Campbell government deregulated recovery homes in British Columbia after winning power seven years ago.
Victoria (6 March 2009) - The New Democratic Party is demanding that B.C.'s Liberal government fix a problem it created seven years ago by deregulating the operation of recovery homes in the province.
The issue was raised in the legislature by NDP Leader Carole James following a CBC report that dozens of unregulated operators are taking social assistance cheques from drug addicts in exchange for often unsafe, unsanitary, unsupervised and overcrowded accommodations.

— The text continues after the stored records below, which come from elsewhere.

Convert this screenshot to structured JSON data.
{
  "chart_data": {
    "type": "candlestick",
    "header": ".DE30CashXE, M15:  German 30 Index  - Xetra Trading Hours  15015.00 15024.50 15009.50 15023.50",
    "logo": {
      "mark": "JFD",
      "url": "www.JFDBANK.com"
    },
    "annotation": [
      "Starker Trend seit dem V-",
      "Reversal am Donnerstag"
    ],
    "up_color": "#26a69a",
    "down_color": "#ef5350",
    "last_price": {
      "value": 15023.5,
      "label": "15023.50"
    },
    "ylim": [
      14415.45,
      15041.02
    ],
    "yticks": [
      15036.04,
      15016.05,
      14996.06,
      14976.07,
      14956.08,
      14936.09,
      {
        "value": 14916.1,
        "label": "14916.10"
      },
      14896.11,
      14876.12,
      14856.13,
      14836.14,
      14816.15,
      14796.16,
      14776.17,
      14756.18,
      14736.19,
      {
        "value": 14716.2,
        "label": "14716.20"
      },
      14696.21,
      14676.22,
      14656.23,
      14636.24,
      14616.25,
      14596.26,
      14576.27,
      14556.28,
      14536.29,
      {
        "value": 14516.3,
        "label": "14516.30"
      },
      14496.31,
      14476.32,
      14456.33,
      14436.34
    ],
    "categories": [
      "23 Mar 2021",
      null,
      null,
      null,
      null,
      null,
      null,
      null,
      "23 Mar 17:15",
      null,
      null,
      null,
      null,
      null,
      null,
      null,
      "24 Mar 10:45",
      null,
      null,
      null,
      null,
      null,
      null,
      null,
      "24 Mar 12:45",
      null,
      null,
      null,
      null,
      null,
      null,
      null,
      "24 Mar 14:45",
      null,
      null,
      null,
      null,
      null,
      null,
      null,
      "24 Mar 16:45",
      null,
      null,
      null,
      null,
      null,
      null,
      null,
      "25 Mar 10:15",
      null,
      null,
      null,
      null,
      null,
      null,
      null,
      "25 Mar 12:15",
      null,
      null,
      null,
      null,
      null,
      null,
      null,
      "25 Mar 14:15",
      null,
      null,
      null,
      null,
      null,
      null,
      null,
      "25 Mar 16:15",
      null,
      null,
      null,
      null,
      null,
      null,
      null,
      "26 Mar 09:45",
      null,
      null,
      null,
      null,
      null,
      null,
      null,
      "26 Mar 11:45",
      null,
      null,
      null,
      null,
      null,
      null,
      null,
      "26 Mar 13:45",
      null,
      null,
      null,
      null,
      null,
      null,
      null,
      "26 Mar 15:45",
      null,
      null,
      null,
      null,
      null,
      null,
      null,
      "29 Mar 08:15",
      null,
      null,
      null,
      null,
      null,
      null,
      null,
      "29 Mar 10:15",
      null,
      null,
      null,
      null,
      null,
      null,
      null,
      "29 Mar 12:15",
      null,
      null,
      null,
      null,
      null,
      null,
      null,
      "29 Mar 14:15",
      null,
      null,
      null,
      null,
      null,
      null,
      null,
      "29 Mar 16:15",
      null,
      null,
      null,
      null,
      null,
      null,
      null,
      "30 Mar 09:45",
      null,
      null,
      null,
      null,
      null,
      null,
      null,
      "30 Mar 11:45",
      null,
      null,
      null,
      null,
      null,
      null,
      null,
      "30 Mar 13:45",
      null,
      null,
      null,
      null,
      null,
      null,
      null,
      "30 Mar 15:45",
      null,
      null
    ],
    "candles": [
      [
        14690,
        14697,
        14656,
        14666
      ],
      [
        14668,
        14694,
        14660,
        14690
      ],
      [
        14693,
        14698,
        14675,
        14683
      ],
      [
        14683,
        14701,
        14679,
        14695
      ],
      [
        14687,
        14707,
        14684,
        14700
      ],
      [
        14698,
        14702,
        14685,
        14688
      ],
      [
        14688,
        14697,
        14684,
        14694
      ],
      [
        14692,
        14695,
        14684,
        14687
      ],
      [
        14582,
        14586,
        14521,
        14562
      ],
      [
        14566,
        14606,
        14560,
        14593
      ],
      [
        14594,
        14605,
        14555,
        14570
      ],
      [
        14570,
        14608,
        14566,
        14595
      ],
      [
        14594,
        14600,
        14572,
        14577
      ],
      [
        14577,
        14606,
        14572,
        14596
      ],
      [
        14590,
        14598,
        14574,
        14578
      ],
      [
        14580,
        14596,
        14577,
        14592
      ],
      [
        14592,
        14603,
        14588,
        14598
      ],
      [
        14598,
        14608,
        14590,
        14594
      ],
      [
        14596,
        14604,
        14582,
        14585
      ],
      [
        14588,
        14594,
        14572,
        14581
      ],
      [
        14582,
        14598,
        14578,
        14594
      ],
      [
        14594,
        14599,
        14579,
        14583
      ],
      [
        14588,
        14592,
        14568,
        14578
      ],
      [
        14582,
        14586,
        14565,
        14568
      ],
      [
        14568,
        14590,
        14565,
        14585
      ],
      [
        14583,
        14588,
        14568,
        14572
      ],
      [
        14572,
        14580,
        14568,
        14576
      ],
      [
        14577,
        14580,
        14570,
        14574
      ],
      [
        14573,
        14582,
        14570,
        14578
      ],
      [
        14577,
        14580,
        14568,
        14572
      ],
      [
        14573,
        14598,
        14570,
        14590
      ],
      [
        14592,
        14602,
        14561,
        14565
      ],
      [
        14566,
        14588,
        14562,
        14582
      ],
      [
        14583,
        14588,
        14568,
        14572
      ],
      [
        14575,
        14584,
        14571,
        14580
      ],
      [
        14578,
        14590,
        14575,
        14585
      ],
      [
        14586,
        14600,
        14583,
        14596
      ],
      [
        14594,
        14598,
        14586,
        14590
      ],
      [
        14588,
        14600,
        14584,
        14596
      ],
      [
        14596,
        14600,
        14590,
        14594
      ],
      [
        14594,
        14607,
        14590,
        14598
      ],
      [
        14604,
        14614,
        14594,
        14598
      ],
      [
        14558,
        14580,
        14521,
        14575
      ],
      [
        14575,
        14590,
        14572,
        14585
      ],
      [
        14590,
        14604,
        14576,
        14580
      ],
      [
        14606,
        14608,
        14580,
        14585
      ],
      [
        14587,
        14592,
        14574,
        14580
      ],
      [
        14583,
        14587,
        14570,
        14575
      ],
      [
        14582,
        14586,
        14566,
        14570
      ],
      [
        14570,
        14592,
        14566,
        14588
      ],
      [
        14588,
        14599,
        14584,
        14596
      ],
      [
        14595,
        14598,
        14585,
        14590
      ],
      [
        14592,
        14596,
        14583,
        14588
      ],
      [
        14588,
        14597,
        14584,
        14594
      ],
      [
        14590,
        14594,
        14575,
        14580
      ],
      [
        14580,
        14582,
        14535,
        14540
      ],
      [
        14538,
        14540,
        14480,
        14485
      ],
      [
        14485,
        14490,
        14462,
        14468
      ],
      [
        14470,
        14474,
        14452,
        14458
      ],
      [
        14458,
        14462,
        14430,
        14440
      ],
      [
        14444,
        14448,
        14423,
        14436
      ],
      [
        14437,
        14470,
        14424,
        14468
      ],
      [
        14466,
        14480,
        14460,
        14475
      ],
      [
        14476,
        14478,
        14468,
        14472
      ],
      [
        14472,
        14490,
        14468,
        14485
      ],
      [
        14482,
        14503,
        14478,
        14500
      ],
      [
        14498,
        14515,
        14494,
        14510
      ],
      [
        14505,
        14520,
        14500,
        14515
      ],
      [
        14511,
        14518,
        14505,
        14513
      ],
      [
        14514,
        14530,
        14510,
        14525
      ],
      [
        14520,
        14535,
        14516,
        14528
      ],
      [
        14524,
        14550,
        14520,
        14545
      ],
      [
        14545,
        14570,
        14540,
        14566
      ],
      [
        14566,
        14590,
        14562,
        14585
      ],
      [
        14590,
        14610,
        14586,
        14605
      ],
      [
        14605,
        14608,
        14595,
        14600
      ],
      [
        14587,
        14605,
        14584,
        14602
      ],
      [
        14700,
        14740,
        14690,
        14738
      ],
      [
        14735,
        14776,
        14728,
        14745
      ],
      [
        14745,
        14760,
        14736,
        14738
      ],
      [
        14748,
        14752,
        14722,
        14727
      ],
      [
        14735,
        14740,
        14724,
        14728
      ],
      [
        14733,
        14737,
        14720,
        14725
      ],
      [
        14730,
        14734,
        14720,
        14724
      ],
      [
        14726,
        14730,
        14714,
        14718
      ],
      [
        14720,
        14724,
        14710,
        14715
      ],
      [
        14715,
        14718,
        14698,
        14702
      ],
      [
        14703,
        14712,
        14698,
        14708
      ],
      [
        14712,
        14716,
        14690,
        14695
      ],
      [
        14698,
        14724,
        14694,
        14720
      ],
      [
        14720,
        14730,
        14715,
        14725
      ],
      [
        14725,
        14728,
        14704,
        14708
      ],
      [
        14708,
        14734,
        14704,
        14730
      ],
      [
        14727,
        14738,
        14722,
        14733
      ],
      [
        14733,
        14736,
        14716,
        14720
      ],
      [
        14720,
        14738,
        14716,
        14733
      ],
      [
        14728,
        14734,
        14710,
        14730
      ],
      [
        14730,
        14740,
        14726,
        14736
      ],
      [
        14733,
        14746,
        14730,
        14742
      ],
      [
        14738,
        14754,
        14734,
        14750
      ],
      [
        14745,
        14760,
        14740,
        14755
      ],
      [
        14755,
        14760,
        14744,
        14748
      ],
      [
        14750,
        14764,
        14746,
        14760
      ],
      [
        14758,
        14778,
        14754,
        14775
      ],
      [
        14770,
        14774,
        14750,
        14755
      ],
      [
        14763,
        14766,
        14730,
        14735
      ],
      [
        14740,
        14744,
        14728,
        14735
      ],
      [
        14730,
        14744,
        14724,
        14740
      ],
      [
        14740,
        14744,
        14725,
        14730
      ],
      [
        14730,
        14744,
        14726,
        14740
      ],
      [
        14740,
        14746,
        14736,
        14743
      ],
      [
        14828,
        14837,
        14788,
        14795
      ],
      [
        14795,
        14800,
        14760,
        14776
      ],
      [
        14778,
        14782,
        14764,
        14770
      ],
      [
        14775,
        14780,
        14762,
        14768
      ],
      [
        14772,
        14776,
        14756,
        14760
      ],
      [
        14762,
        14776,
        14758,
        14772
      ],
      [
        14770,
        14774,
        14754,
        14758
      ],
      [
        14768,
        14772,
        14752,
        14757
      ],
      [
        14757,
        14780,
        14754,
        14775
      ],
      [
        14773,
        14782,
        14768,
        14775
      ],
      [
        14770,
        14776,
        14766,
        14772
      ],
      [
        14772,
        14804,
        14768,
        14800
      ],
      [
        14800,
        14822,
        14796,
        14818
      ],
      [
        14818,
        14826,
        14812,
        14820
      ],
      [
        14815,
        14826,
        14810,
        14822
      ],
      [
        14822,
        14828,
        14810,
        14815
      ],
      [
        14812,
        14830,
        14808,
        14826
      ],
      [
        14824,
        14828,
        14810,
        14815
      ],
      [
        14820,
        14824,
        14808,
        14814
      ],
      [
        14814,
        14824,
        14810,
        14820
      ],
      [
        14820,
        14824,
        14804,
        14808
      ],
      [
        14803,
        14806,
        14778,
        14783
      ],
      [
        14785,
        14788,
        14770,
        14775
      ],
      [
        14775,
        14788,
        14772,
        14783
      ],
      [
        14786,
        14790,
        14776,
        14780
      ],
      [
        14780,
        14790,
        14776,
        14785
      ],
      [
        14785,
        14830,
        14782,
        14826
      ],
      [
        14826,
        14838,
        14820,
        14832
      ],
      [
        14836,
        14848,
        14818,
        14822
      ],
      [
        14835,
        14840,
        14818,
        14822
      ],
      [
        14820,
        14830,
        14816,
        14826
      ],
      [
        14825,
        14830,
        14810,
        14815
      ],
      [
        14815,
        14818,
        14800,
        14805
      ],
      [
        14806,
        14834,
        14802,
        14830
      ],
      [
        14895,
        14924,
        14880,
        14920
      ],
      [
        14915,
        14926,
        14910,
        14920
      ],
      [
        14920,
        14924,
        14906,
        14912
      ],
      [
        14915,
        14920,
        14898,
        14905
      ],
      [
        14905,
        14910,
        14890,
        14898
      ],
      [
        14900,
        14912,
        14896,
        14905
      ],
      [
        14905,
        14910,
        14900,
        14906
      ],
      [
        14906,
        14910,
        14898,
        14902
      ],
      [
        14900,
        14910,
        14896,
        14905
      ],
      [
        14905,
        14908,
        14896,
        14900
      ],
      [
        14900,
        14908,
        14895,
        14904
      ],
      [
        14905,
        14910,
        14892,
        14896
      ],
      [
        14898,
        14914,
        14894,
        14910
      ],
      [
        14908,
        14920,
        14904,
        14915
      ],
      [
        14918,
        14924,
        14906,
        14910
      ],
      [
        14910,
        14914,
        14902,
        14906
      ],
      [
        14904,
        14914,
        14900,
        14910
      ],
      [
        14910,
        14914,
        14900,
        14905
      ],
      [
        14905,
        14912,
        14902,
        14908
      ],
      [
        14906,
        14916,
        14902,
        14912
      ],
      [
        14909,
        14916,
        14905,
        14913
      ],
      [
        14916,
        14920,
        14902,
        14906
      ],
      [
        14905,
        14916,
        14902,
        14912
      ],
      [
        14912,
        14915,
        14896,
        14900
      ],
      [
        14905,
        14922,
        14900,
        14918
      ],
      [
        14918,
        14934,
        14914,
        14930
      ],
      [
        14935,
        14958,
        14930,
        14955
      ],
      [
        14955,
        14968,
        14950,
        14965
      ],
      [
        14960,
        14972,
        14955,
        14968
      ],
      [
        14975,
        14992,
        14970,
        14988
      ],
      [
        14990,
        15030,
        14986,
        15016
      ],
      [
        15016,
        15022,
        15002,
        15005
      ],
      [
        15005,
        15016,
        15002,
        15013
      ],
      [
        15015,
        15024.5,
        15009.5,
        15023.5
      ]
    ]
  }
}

Recovery homes were regulated under the former NDP government between 1998 and 2002 but all regulation was scrapped when the government of Premier Gordon Campbell came to power in 2002.
George Abbott, Campbell's current health minister, now says he is moving to re-regulate recovery homes and hopes to make an announcement later in the year.
The CBC found that more than 100 Lower Mainland homes have been turned into rooming houses for alcoholics and addicts seeking recovery.
Typically, private organizations rent inexpensive — often substandard — homes in suburban neighbourhoods and then rent out space to recovering addicts and alcoholics who agree to sign over their welfare cheques to guarantee monthly payments.
Once the arrangement is in place, the CBC found, residents are often left to run the homes on their own with few resources and little or no direct supervision.
"Why are communities still waiting for the B.C. Liberals to fix a problem that they created?" James asked the premier in the legislature. "What was he thinking? Was he thinking about the betrayal of the people that he said he was going to defend?"
Abbott said the controversy is obscuring the fact that many of the homes are operating successfully despite the existence of "some bad apples."
He has not announced a date to put new regulations in place. "It is a relatively complex process to put that licensing in place," he added.